My pibble was the only one willing to run and wrestle with the new kid — no surprise, since she is the friendliest dog in the history of the universe. But when she says, "That's enough," she means it. Don't make her tell you twice. Everyone is sleeping very well these days, Smoke especially.

Girl, I can make things right: Smoove B strikes out again.

February 8, 2009

Pupdate




How is it that after a person spends good money on Kongs and squeakies and Nyla-gummies and other most excellent dog toys, the pup's fave thing turns out to be a football — a small fossil football — found half-buried in the old driveway? Smoky loves 'im some little football.
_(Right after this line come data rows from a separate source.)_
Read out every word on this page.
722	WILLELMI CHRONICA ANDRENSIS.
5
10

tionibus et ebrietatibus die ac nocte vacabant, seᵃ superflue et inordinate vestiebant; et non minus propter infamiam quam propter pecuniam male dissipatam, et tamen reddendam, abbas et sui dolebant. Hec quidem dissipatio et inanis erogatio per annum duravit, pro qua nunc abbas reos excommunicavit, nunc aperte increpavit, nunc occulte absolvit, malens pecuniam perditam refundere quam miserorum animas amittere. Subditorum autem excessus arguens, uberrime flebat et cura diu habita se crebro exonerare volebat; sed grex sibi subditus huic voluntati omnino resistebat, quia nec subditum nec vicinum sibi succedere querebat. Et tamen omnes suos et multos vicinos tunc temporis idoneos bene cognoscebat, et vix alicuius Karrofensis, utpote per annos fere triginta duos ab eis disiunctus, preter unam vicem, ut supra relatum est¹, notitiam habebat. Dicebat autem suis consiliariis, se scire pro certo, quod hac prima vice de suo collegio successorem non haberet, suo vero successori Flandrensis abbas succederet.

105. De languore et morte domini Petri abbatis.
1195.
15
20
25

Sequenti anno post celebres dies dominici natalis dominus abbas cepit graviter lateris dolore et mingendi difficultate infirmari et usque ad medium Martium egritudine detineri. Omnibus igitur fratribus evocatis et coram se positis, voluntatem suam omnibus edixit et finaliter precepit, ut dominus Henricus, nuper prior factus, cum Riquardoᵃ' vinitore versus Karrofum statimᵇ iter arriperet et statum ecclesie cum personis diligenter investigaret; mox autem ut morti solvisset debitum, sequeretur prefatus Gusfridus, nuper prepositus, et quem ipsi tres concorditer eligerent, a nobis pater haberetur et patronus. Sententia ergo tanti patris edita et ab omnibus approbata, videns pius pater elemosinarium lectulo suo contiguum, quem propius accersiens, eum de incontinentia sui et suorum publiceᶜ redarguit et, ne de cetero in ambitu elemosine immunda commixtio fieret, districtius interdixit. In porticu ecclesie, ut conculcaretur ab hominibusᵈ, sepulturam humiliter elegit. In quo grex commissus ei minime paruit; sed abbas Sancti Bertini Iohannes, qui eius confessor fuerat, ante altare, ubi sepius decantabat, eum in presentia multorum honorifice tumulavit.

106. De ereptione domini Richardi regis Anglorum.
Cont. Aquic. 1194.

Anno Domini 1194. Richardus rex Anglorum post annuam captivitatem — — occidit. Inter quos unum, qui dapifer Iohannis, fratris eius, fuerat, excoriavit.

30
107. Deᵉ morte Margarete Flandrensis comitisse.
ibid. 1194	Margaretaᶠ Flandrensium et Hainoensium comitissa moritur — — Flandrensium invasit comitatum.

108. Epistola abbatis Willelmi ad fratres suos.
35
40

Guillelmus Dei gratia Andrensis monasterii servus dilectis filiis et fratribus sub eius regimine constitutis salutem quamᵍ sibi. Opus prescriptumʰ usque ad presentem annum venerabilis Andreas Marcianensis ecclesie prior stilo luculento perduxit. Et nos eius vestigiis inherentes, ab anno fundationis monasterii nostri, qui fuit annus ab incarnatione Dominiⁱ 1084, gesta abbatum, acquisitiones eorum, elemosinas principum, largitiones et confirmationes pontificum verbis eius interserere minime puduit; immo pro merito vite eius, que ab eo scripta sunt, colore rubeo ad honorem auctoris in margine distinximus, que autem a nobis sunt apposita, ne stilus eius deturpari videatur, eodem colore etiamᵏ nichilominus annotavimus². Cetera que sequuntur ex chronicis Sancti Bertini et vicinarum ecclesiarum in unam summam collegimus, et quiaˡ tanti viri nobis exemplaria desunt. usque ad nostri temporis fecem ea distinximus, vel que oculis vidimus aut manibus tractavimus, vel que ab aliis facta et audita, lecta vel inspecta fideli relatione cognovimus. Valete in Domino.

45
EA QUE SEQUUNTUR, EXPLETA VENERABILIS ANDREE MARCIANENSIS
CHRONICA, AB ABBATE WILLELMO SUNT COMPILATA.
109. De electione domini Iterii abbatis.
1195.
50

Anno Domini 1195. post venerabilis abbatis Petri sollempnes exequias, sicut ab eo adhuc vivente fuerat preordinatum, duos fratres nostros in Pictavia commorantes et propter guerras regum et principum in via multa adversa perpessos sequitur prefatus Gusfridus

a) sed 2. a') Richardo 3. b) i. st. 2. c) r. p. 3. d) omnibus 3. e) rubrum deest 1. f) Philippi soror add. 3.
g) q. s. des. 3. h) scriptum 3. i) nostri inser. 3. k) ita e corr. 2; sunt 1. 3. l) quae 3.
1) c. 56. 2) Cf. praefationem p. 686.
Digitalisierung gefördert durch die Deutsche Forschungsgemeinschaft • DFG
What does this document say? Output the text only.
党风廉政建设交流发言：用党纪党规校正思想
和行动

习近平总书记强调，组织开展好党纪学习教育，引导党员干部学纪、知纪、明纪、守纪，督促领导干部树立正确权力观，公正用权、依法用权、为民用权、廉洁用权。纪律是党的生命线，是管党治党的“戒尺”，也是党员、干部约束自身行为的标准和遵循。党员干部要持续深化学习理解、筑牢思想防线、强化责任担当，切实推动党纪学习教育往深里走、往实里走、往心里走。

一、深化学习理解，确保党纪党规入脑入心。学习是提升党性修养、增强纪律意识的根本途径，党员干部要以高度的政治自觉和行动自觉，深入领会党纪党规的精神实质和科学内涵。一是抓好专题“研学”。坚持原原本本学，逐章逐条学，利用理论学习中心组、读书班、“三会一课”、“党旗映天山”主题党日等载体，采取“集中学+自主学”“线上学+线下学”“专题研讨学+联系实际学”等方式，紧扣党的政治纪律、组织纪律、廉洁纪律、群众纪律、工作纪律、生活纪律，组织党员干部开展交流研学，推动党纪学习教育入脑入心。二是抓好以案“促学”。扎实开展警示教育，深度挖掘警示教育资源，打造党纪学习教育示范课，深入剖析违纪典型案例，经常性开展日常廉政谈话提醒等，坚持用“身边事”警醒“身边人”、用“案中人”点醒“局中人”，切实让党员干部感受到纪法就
No snotty nose since Friday, yay. [Don't talk to me about roundworms.] He can shake hands and fetch his football and "Are you looking? Good boy!" and he knows his name and everything. He met two new people on Saturday — just 98 to go. [Yes, we're playing catch-up. One does what one can.] I think he's pretty much perfect.

Go, Niners!

January 31, 2009

Gaaahhh...! Fix your ear!!

You talking to me?


Here are some snaps from a lazy weekend.

Smoky has one of those barks that's more of a single, sustained roar. Doesn't bark much, though — he's too busy chewing everything in sight. Also: he is a genius. The other dogs are going nuts but the vet says quarantine for two more weeks. Pup's much perkier, but still with the snotty nose, eeewwwww.

His fave toy is that red thing, which is one of the best toys evah. No, I don't get a commission.